Buzzing incessantly, he reeled along the sandy paths that surrounded the flagstones, and an invisible power flown from the north tossed the tow on his head and the branches above it.

Had the same rattle not buzzed on the escalators of department stores and in queues in banks and government offices, in railway station tunnels and tram carriages, at fun-fair candy-floss stalls, within the white fence of the summer cafe? Its sound was like vengeance for an unremembered crime.

Rattle, buzzer, clatter away. Lift your head, rattle-carrier!

Make your face to shine upon us. Who knows when it will be my turn to fix a buzzer to my breast, which still swells, which is made to tremble sometimes by caresses, sometimes by laughter and tears. Rattle, clatter! Guide us, show us what we fear, when we must give way. Do not fall silent, so that we may know where we do not want to go, so that we may point: that way lies evil, that way lies the chasm. If one can only avoid it, the danger is over, and everywhere else the roads of freedom wander.

But Pontanus closed the window.

What would he have answered had I asked him then, as I so often wished: tell me, tell me straight, are you absolutely serious? Do you believe in quintessences and the king and queen and that everything is alive? Or can you say still more, do you dare say you know?

If I had asked at a naked, everyday moment, a moment of the rattle, a moment of skimmed milk, when not a single thread of colour was reflected from the peacock’s tail, would his eyes have avoided mine? Would he have risen from his table and extinguished the Secret Fire and left the room and the Tabernacle without a backward glance?

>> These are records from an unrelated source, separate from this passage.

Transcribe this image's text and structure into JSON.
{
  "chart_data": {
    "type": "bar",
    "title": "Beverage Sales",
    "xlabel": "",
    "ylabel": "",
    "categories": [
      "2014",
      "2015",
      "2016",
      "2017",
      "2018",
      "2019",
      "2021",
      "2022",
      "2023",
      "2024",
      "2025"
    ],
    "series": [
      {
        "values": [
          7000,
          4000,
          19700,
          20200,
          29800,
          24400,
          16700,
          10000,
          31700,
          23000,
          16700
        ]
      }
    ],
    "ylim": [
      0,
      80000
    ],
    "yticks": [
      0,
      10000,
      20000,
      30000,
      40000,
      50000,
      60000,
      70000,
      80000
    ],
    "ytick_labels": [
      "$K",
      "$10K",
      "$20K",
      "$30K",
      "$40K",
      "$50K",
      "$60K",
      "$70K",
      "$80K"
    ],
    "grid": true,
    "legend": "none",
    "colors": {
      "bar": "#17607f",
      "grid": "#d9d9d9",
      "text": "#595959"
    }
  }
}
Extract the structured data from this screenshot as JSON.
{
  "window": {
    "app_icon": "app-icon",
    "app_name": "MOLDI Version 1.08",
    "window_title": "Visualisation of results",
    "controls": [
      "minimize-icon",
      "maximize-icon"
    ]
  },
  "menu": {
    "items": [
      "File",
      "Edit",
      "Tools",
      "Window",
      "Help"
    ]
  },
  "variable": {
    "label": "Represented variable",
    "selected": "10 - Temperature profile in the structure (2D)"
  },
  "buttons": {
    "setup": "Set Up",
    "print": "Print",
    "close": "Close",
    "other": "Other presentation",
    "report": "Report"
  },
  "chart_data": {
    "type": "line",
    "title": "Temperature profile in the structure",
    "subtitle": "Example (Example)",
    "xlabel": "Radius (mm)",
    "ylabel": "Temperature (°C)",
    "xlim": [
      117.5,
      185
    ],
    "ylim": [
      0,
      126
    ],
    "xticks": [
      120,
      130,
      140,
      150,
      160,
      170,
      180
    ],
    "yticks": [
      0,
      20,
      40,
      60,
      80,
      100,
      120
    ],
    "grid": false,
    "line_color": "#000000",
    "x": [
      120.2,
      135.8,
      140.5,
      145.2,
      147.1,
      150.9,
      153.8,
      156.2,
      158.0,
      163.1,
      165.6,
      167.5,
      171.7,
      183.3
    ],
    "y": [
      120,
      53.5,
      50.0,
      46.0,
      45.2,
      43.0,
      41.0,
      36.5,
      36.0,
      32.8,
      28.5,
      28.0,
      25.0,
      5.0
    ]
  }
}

But I never dared ask, because I did not want him to bow his heavy head, because I wanted to believe that someone believed, at least one person in this rattle-city.

The Sound of Humanity

But the cry of the murderer sounded in our ears the longest of all.

It reached as far as the courtyard of the Tabernacle – which Pontanus called by so refined a name as
cour d’honneur
– from the other side of the waste heaps. There, on the northern side of the refuse dump, grew, or rather struggled to grow, a thick spruce wood.

It was a phantom forest, for the lowest branches of the spruces had shed all their needles, the saplings were mere trunks and the earth so trodden, hard clay, that nothing could germinate there any longer. But the clay brought forth bottle-shards, the earth’s crust flowered with plastic bags bearing red letters.

Into this wood fled a boy who had killed his mother, raped a child, strangled a girl. His tracks smelled like toxic waste; dogs and motor-bikes growled at his heels. Barking and cries, the explosions of accelerating engines tore the ears of every Gold-Washer.

At last the boy had arrived. A steep cliff face cut off his escape, patrols encircled his panic.

Then from the murderer’s throat there burst forth a whimper, there escaped a howl; the echo of his cry boomed from the cliff: ‘Mother! Where is my mother? Mother will defend me.’ And like an echo he was answered by the Kinswoman’s weeping from the courtyard of the Tabernacle.